Some Questions you might Consider asking EWR Co. at their drop in Event

  1. Are the delays in producing the 2021 consultation response really because EWR Co. are waiting for a green light to proceed on the business case? (the high number of responses being more of a cover).
  2. Do EWR Co. agree that all statements they make should be backed up by rigorous evidence? (If so why do they make so many anecdotal points).
  3. Is the northern approach to Cambridge still actively being considered?
  4. How have EWRCo. assessed the number of people that would use this railway and why don’t they publish all the numbers?
  5. Given the 3x cost increase in 2020, what cost reduction measures have been considered and how do they affect the proposed route/solution?
  6. Why have EWR Co. made no progress towards the planning application in the last three years?

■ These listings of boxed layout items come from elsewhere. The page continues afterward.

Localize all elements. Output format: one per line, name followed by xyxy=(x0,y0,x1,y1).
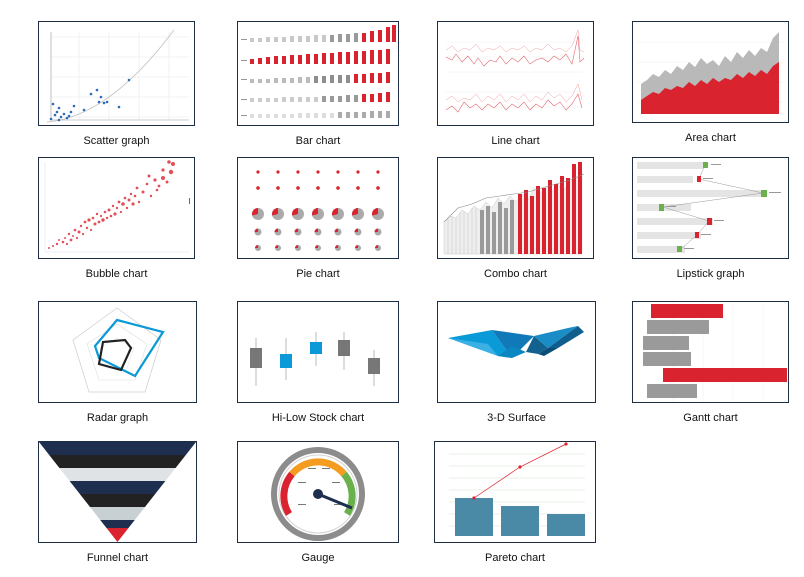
item-label[interactable]: Combo chart xyxy=(484,268,547,280)
gauge-icon xyxy=(271,447,365,541)
scatter-graph-icon xyxy=(46,29,189,123)
bubble-chart-icon xyxy=(44,160,190,253)
funnel-chart-icon xyxy=(39,442,196,542)
gallery-item-hilow[interactable]: Hi-Low Stock chart xyxy=(237,301,399,425)
gallery-item-lipstick[interactable]: Lipstick graph xyxy=(632,157,789,281)
gallery-item-funnel[interactable]: Funnel chart xyxy=(38,441,197,565)
gallery-item-scatter[interactable]: Scatter graph xyxy=(38,21,195,147)
gallery-item-surface[interactable]: 3-D Surface xyxy=(437,301,596,425)
lipstick-graph-icon xyxy=(637,162,781,253)
item-label[interactable]: Gantt chart xyxy=(683,412,738,424)
gallery-item-radar[interactable]: Radar graph xyxy=(38,301,197,425)
scatter-thumbnail[interactable] xyxy=(38,21,195,126)
item-label[interactable]: Lipstick graph xyxy=(676,268,745,280)
hi-low-stock-chart-icon xyxy=(250,332,380,386)
pie-thumbnail[interactable] xyxy=(237,157,399,259)
lipstick-thumbnail[interactable] xyxy=(632,157,789,259)
gallery-item-line[interactable]: Line chart xyxy=(437,21,594,147)
pareto-thumbnail[interactable] xyxy=(434,441,596,543)
gallery-item-bubble[interactable]: Bubble chart xyxy=(38,157,195,281)
bar-thumbnail[interactable] xyxy=(237,21,399,126)
gallery-item-gantt[interactable]: Gantt chart xyxy=(632,301,789,425)
radar-graph-icon xyxy=(72,307,165,393)
3d-surface-icon xyxy=(448,326,584,358)
gantt-thumbnail[interactable] xyxy=(632,301,789,403)
item-label[interactable]: Pareto chart xyxy=(485,552,545,564)
area-thumbnail[interactable] xyxy=(632,21,789,123)
line-chart-icon xyxy=(445,29,585,113)
gallery-item-area[interactable]: Area chart xyxy=(632,21,789,146)
item-label[interactable]: Area chart xyxy=(685,132,736,144)
item-label[interactable]: Bar chart xyxy=(295,135,341,147)
item-label[interactable]: Gauge xyxy=(301,552,335,564)
combo-thumbnail[interactable] xyxy=(437,157,594,259)
radar-thumbnail[interactable] xyxy=(38,301,197,403)
item-label[interactable]: Radar graph xyxy=(86,412,149,424)
item-label[interactable]: 3-D Surface xyxy=(487,412,546,424)
pareto-chart-icon xyxy=(449,442,585,536)
area-chart-icon xyxy=(637,32,783,114)
bar-chart-icon xyxy=(241,25,396,118)
combo-chart-icon xyxy=(443,162,585,255)
surface-thumbnail[interactable] xyxy=(437,301,596,403)
item-label[interactable]: Bubble chart xyxy=(85,268,148,280)
gallery-item-pareto[interactable]: Pareto chart xyxy=(434,441,596,565)
gauge-thumbnail[interactable] xyxy=(237,441,399,543)
item-label[interactable]: Pie chart xyxy=(296,268,340,280)
gallery-item-pie[interactable]: Pie chart xyxy=(237,157,399,281)
hilow-thumbnail[interactable] xyxy=(237,301,399,403)
item-label[interactable]: Funnel chart xyxy=(86,552,149,564)
gallery-item-combo[interactable]: Combo chart xyxy=(437,157,594,281)
gantt-chart-icon xyxy=(643,302,787,402)
gallery-item-bar[interactable]: Bar chart xyxy=(237,21,399,147)
item-label[interactable]: Scatter graph xyxy=(83,135,150,147)
bubble-thumbnail[interactable] xyxy=(38,157,195,259)
line-thumbnail[interactable] xyxy=(437,21,594,126)
item-label[interactable]: Line chart xyxy=(491,135,540,147)
pie-chart-icon xyxy=(252,170,384,251)
gallery-item-gauge[interactable]: Gauge xyxy=(237,441,399,565)
item-label[interactable]: Hi-Low Stock chart xyxy=(271,412,365,424)
funnel-thumbnail[interactable] xyxy=(38,441,197,543)
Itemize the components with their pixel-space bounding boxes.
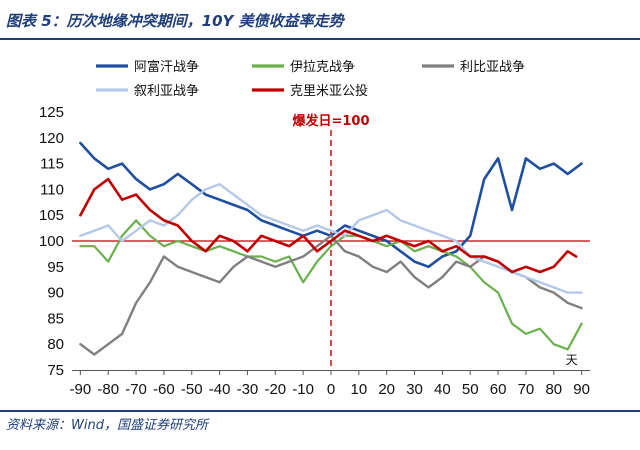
- plot-area: 爆发日=100 天: [72, 113, 590, 370]
- x-tick-label: 20: [378, 381, 395, 398]
- y-tick-label: 115: [40, 156, 64, 173]
- x-tick-label: -70: [125, 381, 147, 398]
- series-line-4: [79, 182, 583, 294]
- series-line-5: [79, 177, 578, 274]
- x-tick-label: -10: [292, 381, 314, 398]
- x-tick-label: -20: [264, 381, 286, 398]
- y-axis: 75 80 85 90 95 100 105 110 115 120 125: [39, 104, 64, 379]
- source-note: 资料来源：Wind，国盛证券研究所: [6, 418, 208, 433]
- x-tick-label: -60: [153, 381, 175, 398]
- legend-label-5: 克里米亚公投: [290, 83, 368, 99]
- y-tick-label: 110: [40, 181, 64, 198]
- title-rule: [0, 38, 640, 40]
- y-tick-label: 75: [47, 362, 64, 379]
- x-tick-label: 0: [327, 381, 335, 398]
- x-tick-label: 80: [545, 381, 562, 398]
- x-tick-label: 30: [406, 381, 423, 398]
- x-tick-label: 60: [490, 381, 507, 398]
- y-tick-label: 85: [47, 310, 64, 327]
- legend-label-3: 利比亚战争: [460, 60, 525, 75]
- x-tick-label: 90: [573, 381, 590, 398]
- series-line-2: [79, 219, 583, 351]
- source-rule: [0, 410, 640, 412]
- y-tick-label: 125: [39, 104, 64, 121]
- y-tick-label: 100: [39, 233, 64, 250]
- figure-title: 图表 5：历次地缘冲突期间，10Y 美债收益率走势: [6, 12, 344, 30]
- legend-label-2: 伊拉克战争: [290, 60, 355, 75]
- x-tick-label: 10: [351, 381, 368, 398]
- x-tick-label: -80: [97, 381, 119, 398]
- x-tick-label: -40: [209, 381, 231, 398]
- y-tick-label: 95: [47, 259, 64, 276]
- legend-label-1: 阿富汗战争: [134, 59, 199, 75]
- x-tick-label: -90: [70, 381, 92, 398]
- y-tick-label: 120: [39, 130, 64, 147]
- legend-label-4: 叙利亚战争: [134, 84, 199, 99]
- x-tick-label: 40: [434, 381, 451, 398]
- x-tick-label: 50: [462, 381, 479, 398]
- x-tick-label: 70: [518, 381, 535, 398]
- x-axis: -90 -80 -70 -60 -50 -40 -30 -20 -10 0 10 20 30 40 50 60…: [70, 370, 590, 398]
- x-tick-label: -50: [181, 381, 203, 398]
- y-tick-label: 105: [39, 207, 64, 224]
- x-tick-label: -30: [237, 381, 259, 398]
- event-day-label: 爆发日=100: [292, 113, 369, 129]
- y-tick-label: 80: [47, 336, 64, 353]
- y-tick-label: 90: [47, 285, 64, 302]
- x-axis-unit-label: 天: [566, 353, 578, 367]
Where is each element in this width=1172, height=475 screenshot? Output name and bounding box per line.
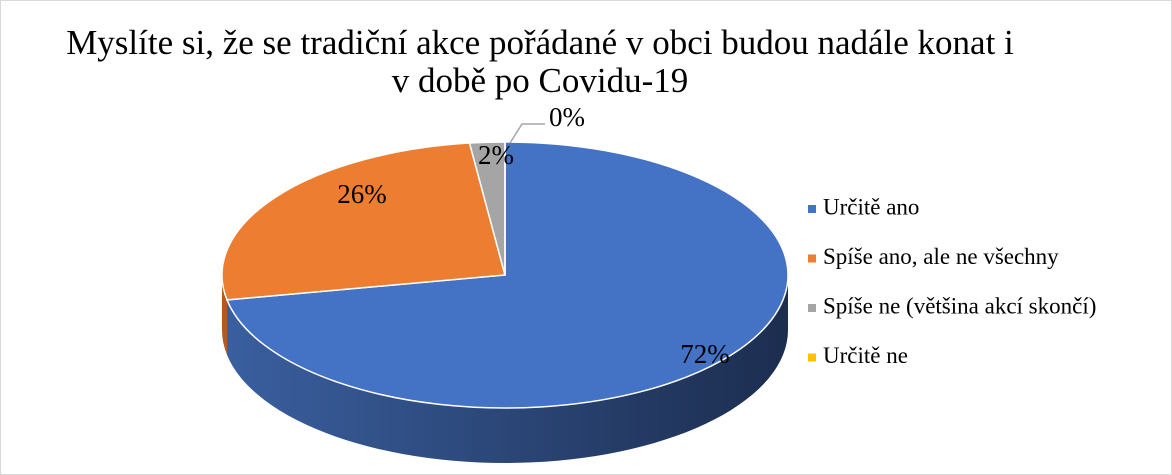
- data-label: 2%: [478, 140, 514, 170]
- leader-line: [509, 123, 545, 144]
- slice-side: [222, 275, 228, 355]
- slice: [221, 142, 506, 301]
- legend-label: Určitě ne: [823, 343, 908, 368]
- legend-swatch: [808, 304, 816, 312]
- legend-swatch: [808, 205, 816, 213]
- legend-swatch: [808, 254, 816, 263]
- data-label: 26%: [337, 179, 387, 209]
- legend-label: Spíše ano, ale ne všechny: [823, 244, 1059, 269]
- legend-label: Spíše ne (většina akcí skončí): [823, 293, 1096, 318]
- slice: [225, 141, 789, 409]
- legend-swatch: [808, 353, 816, 362]
- legend-label: Určitě ano: [823, 194, 919, 219]
- data-label: 0%: [549, 102, 585, 132]
- slice-side: [227, 275, 789, 463]
- data-label: 72%: [680, 339, 730, 369]
- chart-title: Myslíte si, že se tradiční akce pořádané…: [66, 23, 1014, 100]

  7. We are aware of the options, but how will EWR Co. reduce the height of the Great Wall? 
  8. Do EWR Co. have an open mind on whether the project should go ahead, or do they start from the answer that it should. Are they not conflicted because their jobs depend on it?
  9. How is this project consistent with the Government’s levelling up policy? 
  10. Why would peak ticket prices be any cheaper than 55p/mile seen on Thameslink and, accounting for £12.50/day parking, at Cambridge station how will this compete with the marginal cost of using a car? (Most families in the area need a car anyway and the marginal cost of an electric car is around 7p/mile).

There is a complete lack of transparency on the part of EWRCo. They have provided no detail on how they reached their decision for the approach into Cambridge. They have not responded to the public consultation and they have not presented a business case to justify spending tax payer’s money. Please stand firm against it and make your feelings heard.